Inspiração

Quem nunca teve vontade de largar tudo e viajar o mundo sem se preocupar com o dia de voltar? Apesar de ser um desejo latente no coração de muitos aventureiros, nem todos têm coragem ou a estrutura necessária para colocar o sonho em prática. O jornalista paulista Israel Coifman definitivamente não é uma dessas pessoas. Há quase um ano, ele deixou para trás um excelente emprego, apartamento e toda a rotina, para embarcar em uma volta ao mundo sobre duas rodas.

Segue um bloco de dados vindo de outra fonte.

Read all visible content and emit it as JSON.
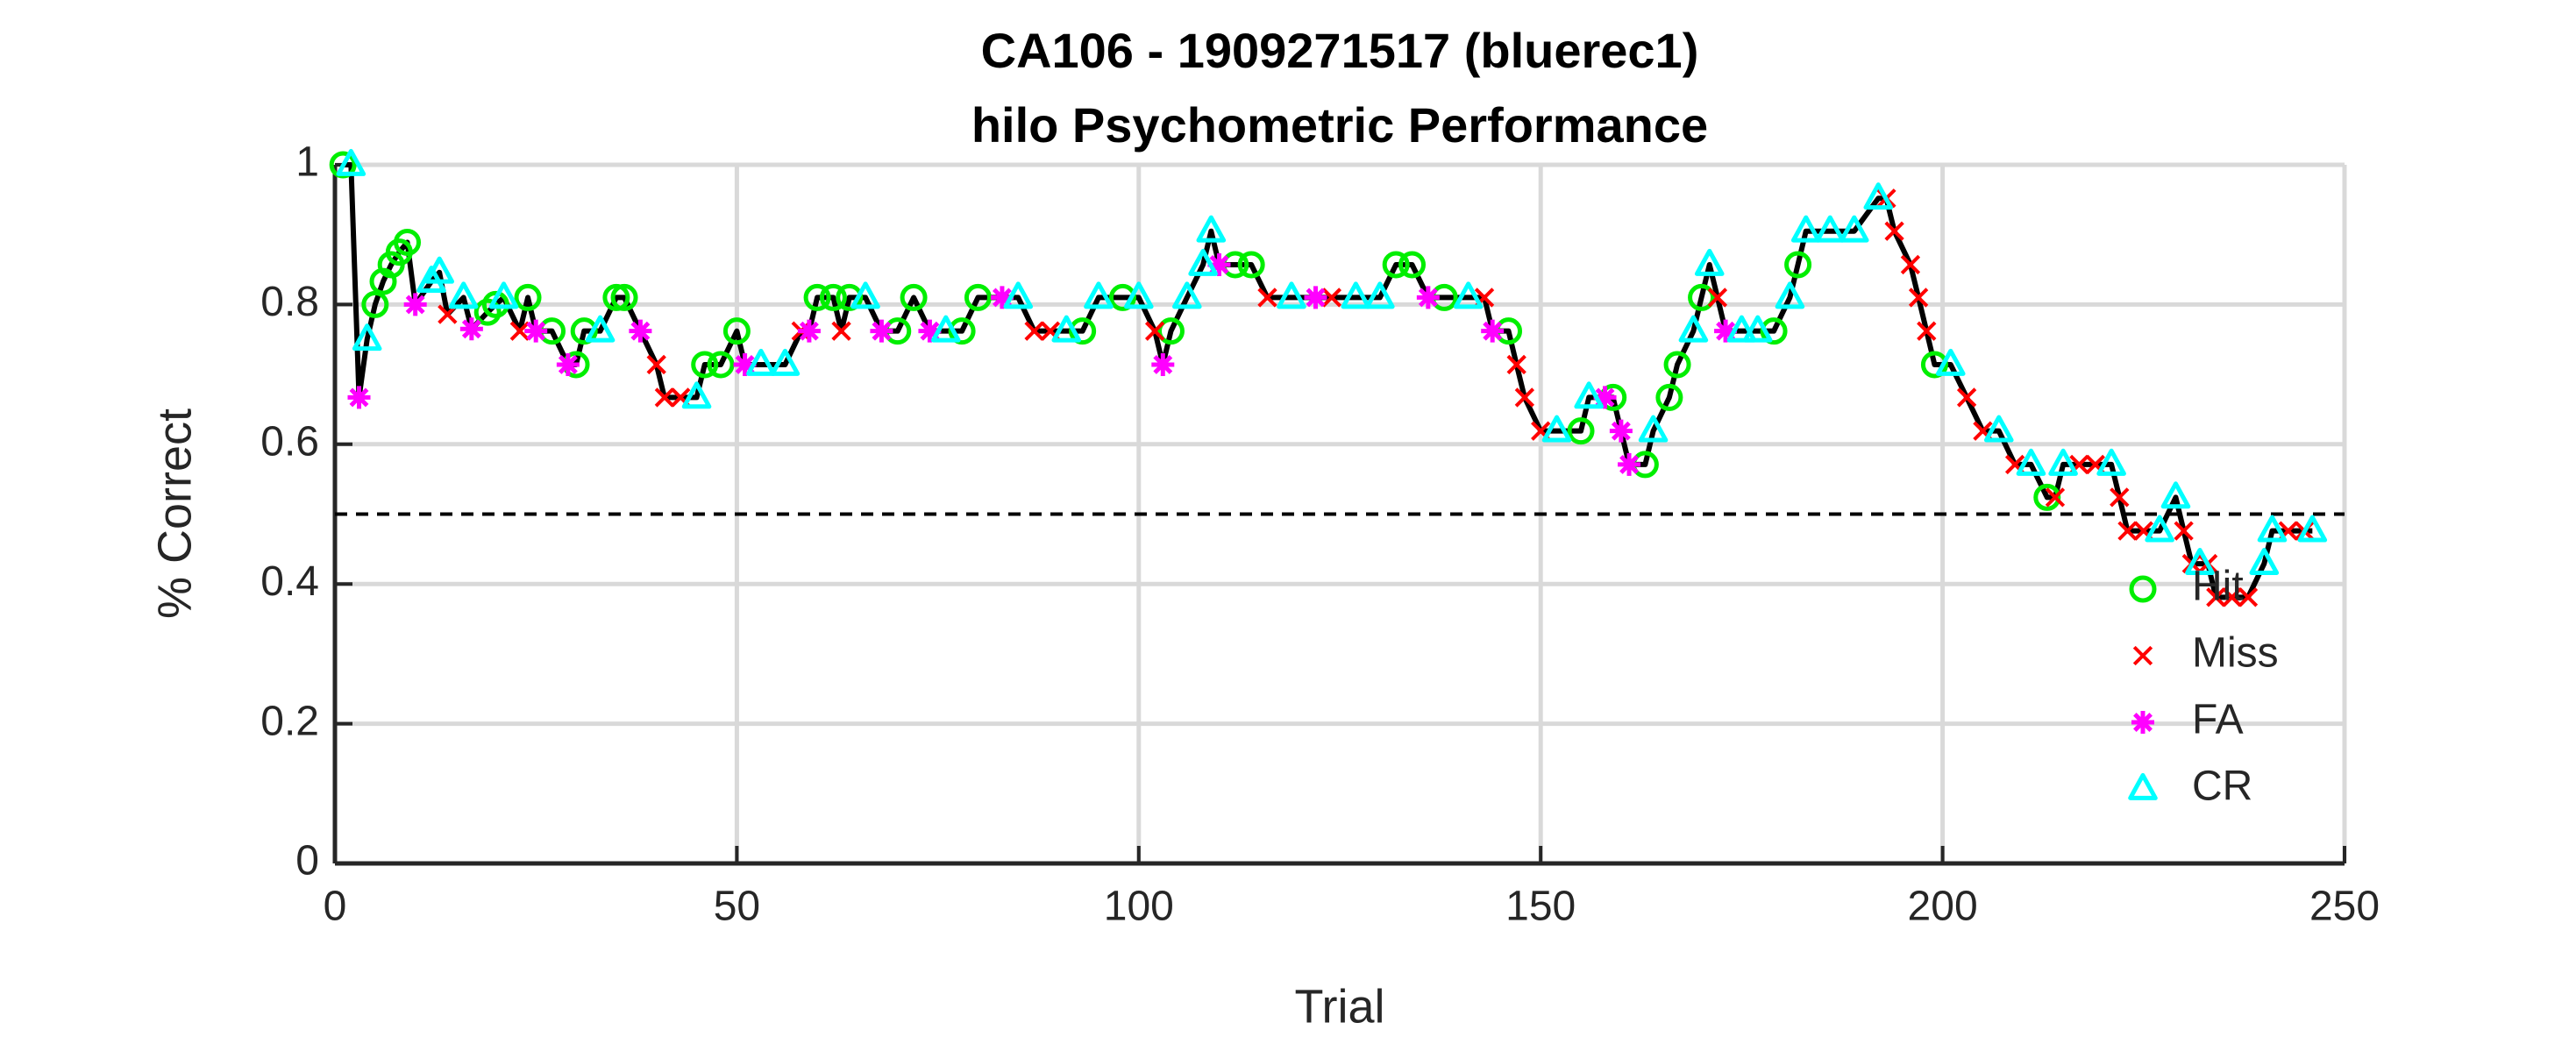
{
  "chart_data": {
    "type": "line",
    "title": "CA106 - 1909271517 (bluerec1)",
    "subtitle": "hilo Psychometric Performance",
    "x_label": "Trial",
    "y_label": "% Correct",
    "xlim": [
      0,
      250
    ],
    "ylim": [
      0,
      1
    ],
    "xticks": [
      0,
      50,
      100,
      150,
      200,
      250
    ],
    "yticks": [
      0,
      0.2,
      0.4,
      0.6,
      0.8,
      1
    ],
    "grid": true,
    "legend": "lower right",
    "reference_line": {
      "value": 0.5,
      "color": "#000000",
      "dashed": true
    },
    "line": {
      "color": "#000000",
      "x": [
        1,
        2,
        3,
        4,
        5,
        6,
        7,
        8,
        9,
        10,
        12,
        13,
        14,
        16,
        17,
        19,
        20,
        21,
        23,
        24,
        25,
        27,
        29,
        30,
        31,
        33,
        35,
        36,
        38,
        40,
        41,
        43,
        45,
        46,
        48,
        50,
        51,
        53,
        56,
        58,
        59,
        60,
        62,
        63,
        64,
        66,
        68,
        70,
        72,
        74,
        76,
        78,
        80,
        83,
        85,
        87,
        89,
        91,
        93,
        95,
        98,
        100,
        102,
        103,
        104,
        106,
        108,
        109,
        110,
        112,
        114,
        116,
        119,
        122,
        124,
        127,
        130,
        132,
        134,
        136,
        138,
        141,
        143,
        144,
        146,
        147,
        148,
        150,
        152,
        155,
        156,
        158,
        159,
        160,
        161,
        163,
        164,
        166,
        167,
        169,
        170,
        171,
        172,
        173,
        175,
        177,
        179,
        181,
        182,
        183,
        186,
        189,
        192,
        193,
        194,
        196,
        197,
        198,
        199,
        201,
        203,
        205,
        207,
        209,
        211,
        213,
        214,
        215,
        217,
        219,
        221,
        222,
        223,
        225,
        227,
        229,
        230,
        231,
        232,
        233,
        234,
        236,
        238,
        240,
        241,
        243,
        245,
        246
      ],
      "values": [
        1.0,
        1.0,
        0.667,
        0.75,
        0.8,
        0.833,
        0.857,
        0.875,
        0.889,
        0.8,
        0.833,
        0.846,
        0.786,
        0.81,
        0.765,
        0.789,
        0.8,
        0.81,
        0.762,
        0.81,
        0.762,
        0.762,
        0.714,
        0.714,
        0.762,
        0.762,
        0.81,
        0.81,
        0.762,
        0.714,
        0.667,
        0.667,
        0.667,
        0.714,
        0.714,
        0.762,
        0.714,
        0.714,
        0.714,
        0.762,
        0.762,
        0.81,
        0.81,
        0.762,
        0.81,
        0.81,
        0.762,
        0.762,
        0.81,
        0.762,
        0.762,
        0.762,
        0.81,
        0.81,
        0.81,
        0.762,
        0.762,
        0.762,
        0.762,
        0.81,
        0.81,
        0.81,
        0.762,
        0.714,
        0.762,
        0.81,
        0.857,
        0.905,
        0.857,
        0.857,
        0.857,
        0.81,
        0.81,
        0.81,
        0.81,
        0.81,
        0.81,
        0.857,
        0.857,
        0.81,
        0.81,
        0.81,
        0.81,
        0.762,
        0.762,
        0.714,
        0.667,
        0.619,
        0.619,
        0.619,
        0.667,
        0.667,
        0.667,
        0.619,
        0.571,
        0.571,
        0.619,
        0.667,
        0.714,
        0.762,
        0.81,
        0.857,
        0.81,
        0.762,
        0.762,
        0.762,
        0.762,
        0.81,
        0.857,
        0.905,
        0.905,
        0.905,
        0.952,
        0.952,
        0.905,
        0.857,
        0.81,
        0.762,
        0.714,
        0.714,
        0.667,
        0.619,
        0.619,
        0.571,
        0.571,
        0.524,
        0.524,
        0.571,
        0.571,
        0.571,
        0.571,
        0.524,
        0.476,
        0.476,
        0.476,
        0.524,
        0.476,
        0.429,
        0.429,
        0.429,
        0.381,
        0.381,
        0.381,
        0.429,
        0.476,
        0.476,
        0.476,
        0.476
      ]
    },
    "series": [
      {
        "name": "Hit",
        "color": "#00ee00",
        "marker": "circle",
        "x": [
          1,
          5,
          6,
          7,
          8,
          9,
          19,
          20,
          24,
          27,
          30,
          31,
          35,
          36,
          46,
          48,
          50,
          60,
          62,
          64,
          70,
          72,
          78,
          80,
          93,
          98,
          104,
          112,
          114,
          132,
          134,
          138,
          146,
          155,
          159,
          163,
          166,
          167,
          170,
          179,
          182,
          199,
          213
        ],
        "values": [
          1.0,
          0.8,
          0.833,
          0.857,
          0.875,
          0.889,
          0.789,
          0.8,
          0.81,
          0.762,
          0.714,
          0.762,
          0.81,
          0.81,
          0.714,
          0.714,
          0.762,
          0.81,
          0.81,
          0.81,
          0.762,
          0.81,
          0.762,
          0.81,
          0.762,
          0.81,
          0.762,
          0.857,
          0.857,
          0.857,
          0.857,
          0.81,
          0.762,
          0.619,
          0.667,
          0.571,
          0.667,
          0.714,
          0.81,
          0.762,
          0.857,
          0.714,
          0.524
        ]
      },
      {
        "name": "Miss",
        "color": "#ff0000",
        "marker": "x",
        "x": [
          14,
          23,
          40,
          41,
          43,
          58,
          63,
          87,
          89,
          102,
          116,
          124,
          143,
          147,
          148,
          150,
          172,
          193,
          194,
          196,
          197,
          198,
          203,
          205,
          209,
          214,
          217,
          219,
          222,
          223,
          225,
          230,
          231,
          233,
          234,
          236,
          238,
          243,
          245
        ],
        "values": [
          0.786,
          0.762,
          0.714,
          0.667,
          0.667,
          0.762,
          0.762,
          0.762,
          0.762,
          0.762,
          0.81,
          0.81,
          0.81,
          0.714,
          0.667,
          0.619,
          0.81,
          0.952,
          0.905,
          0.857,
          0.81,
          0.762,
          0.667,
          0.619,
          0.571,
          0.524,
          0.571,
          0.571,
          0.524,
          0.476,
          0.476,
          0.476,
          0.429,
          0.429,
          0.381,
          0.381,
          0.381,
          0.476,
          0.476
        ]
      },
      {
        "name": "FA",
        "color": "#ff00ff",
        "marker": "asterisk",
        "x": [
          3,
          10,
          17,
          25,
          29,
          38,
          51,
          59,
          68,
          74,
          83,
          103,
          110,
          122,
          136,
          144,
          158,
          160,
          161,
          173
        ],
        "values": [
          0.667,
          0.8,
          0.765,
          0.762,
          0.714,
          0.762,
          0.714,
          0.762,
          0.762,
          0.762,
          0.81,
          0.714,
          0.857,
          0.81,
          0.81,
          0.762,
          0.667,
          0.619,
          0.571,
          0.762
        ]
      },
      {
        "name": "CR",
        "color": "#00ffff",
        "marker": "triangle",
        "x": [
          2,
          4,
          12,
          13,
          16,
          21,
          33,
          45,
          53,
          56,
          66,
          76,
          85,
          91,
          95,
          100,
          106,
          108,
          109,
          119,
          127,
          130,
          141,
          152,
          156,
          164,
          169,
          171,
          175,
          177,
          181,
          183,
          186,
          189,
          192,
          201,
          207,
          211,
          215,
          221,
          227,
          229,
          232,
          240,
          241,
          246
        ],
        "values": [
          1.0,
          0.75,
          0.833,
          0.846,
          0.81,
          0.81,
          0.762,
          0.667,
          0.714,
          0.714,
          0.81,
          0.762,
          0.81,
          0.762,
          0.81,
          0.81,
          0.81,
          0.857,
          0.905,
          0.81,
          0.81,
          0.81,
          0.81,
          0.619,
          0.667,
          0.619,
          0.762,
          0.857,
          0.762,
          0.762,
          0.81,
          0.905,
          0.905,
          0.905,
          0.952,
          0.714,
          0.619,
          0.571,
          0.571,
          0.571,
          0.476,
          0.524,
          0.429,
          0.429,
          0.476,
          0.476
        ]
      }
    ]
  }
}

A aventura começou na América do Sul e segue subindo para o norte do continente. Quando chegar aos Estados Unidos, Israel pegará um avião para continuar a viagem em outro continente, que ainda não foi escolhido. A ideia é viajar por todos os continentes e aprender. Aprender sobre os lugares, culturas, povos e sobre si mesmo.

Entre uma pedalada e outra, o jornalista tirou um tempinho para conversar com a gente, tirar dúvidas, contar suas experiências, dar dicas e mostrar que, com o planejamento necessário, qualquer um pode embarcar em uma aventura desse tipo.

Foto: Israel Coifman/Arquivo Pessoal
Foto: Israel Coifman/Arquivo Pessoal

Confira abaixo a entrevista completa:

The North Face: Como surgiu a ideia de “largar tudo” e ir viajar de bike pelo mundo?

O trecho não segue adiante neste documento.